The Blue Gene / P series was first presented at the ISC in Dresden in June 2007. Among the changes compared to BG / L include the use of clocked at 850 MHz PowerPC 450 cores of which four are now contained in a node. Now sits on each compute -card although only one instead of two such nodes, but a node -Card as the next larger unit contains 32 instead of 16 such compute cards.

Otherwise, the units are still the same and a rack thus contains twice as many processors as a BG / L. In a parallel to the clock rate increase performance enhancement of each processor of around 21% (at least the Linpack ) makes each rack now 14 instead of 5.6 TFLOPS (each Rpeak ). The memory bandwidth grew at the same rate, the bandwidth of the torus network was of 2.1 GB / s to 5.1 GB / s more than doubled and halved the latency. The energy demand has increased while the manufacturer only by 35%. For one consisting of 72 racks system that will reach the peta- FLOPS limit, representing about 2.3 megawatts.

One of the first deliveries went to the Jülich Research Center, is operated under the name of JUGENE and is available with 180 TFLOPS in the TOP500 list in late 2008 at No. 11 first measurements for the TOP500. In November 2008, seven Blue Gene / P systems are represented among the 100 world's fastest systems.

On May 26, 2009, an improved version of JUGENE ( Jülich Blue Gene ) was inaugurated, in which the number of processors is increased from 65,536 to 294,912 and thus a peak performance of 1 petaflops is achieved.
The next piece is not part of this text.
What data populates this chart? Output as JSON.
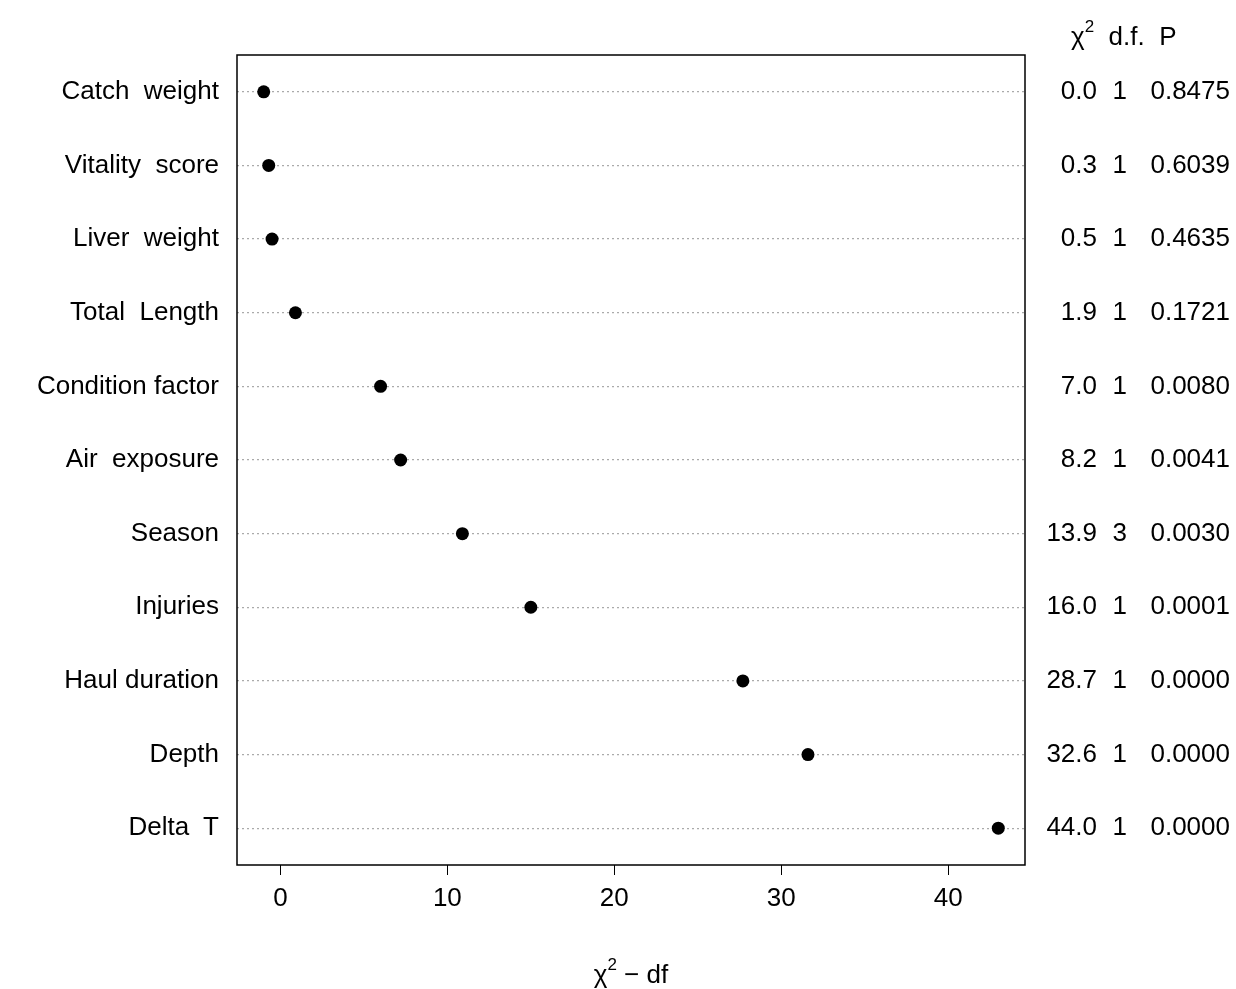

This calculator is therefore currently (2012 ) one of the fastest computer in Europe and is in the TOP500 list from November 2011 to the 13th place among the world's fastest supercomputers.

Blue Gene / Q

The newest supercomputer design of the series, Blue Gene / Q, aimed to achieve 20 petaflops in the time frame to 2011. It is designed as a further improvement and extension of the Blue Gene/L- and P- architectures with a higher clock speed at a substantially improved energy efficiency. Blue Gene / Q has a comparable number of nodes, but 16 instead of four cores per node ( new developed POWER CPU A2).

The reference installation of a Blue Gene / Q system called IBM Sequoia took place at the Lawrence Livermore National Laboratory in 2011 as part of the " Advanced Simulation and Computing Program"; it serves nuclear simulations and advanced scientific research.

A Blue Gene / Q system called Mira was installed in early 2012 at the Argonne National Laboratory. It consists of approximately 50,000 compute nodes (16 cores per node ), 70 PB disk space ( 470 GB / s I / O bandwidth ), and is cooled by water.

Also in 2012 went in the data center CINECA in Bologna FERMI in operation, an installation with 10,240 PowerA2 socket with 16 cores.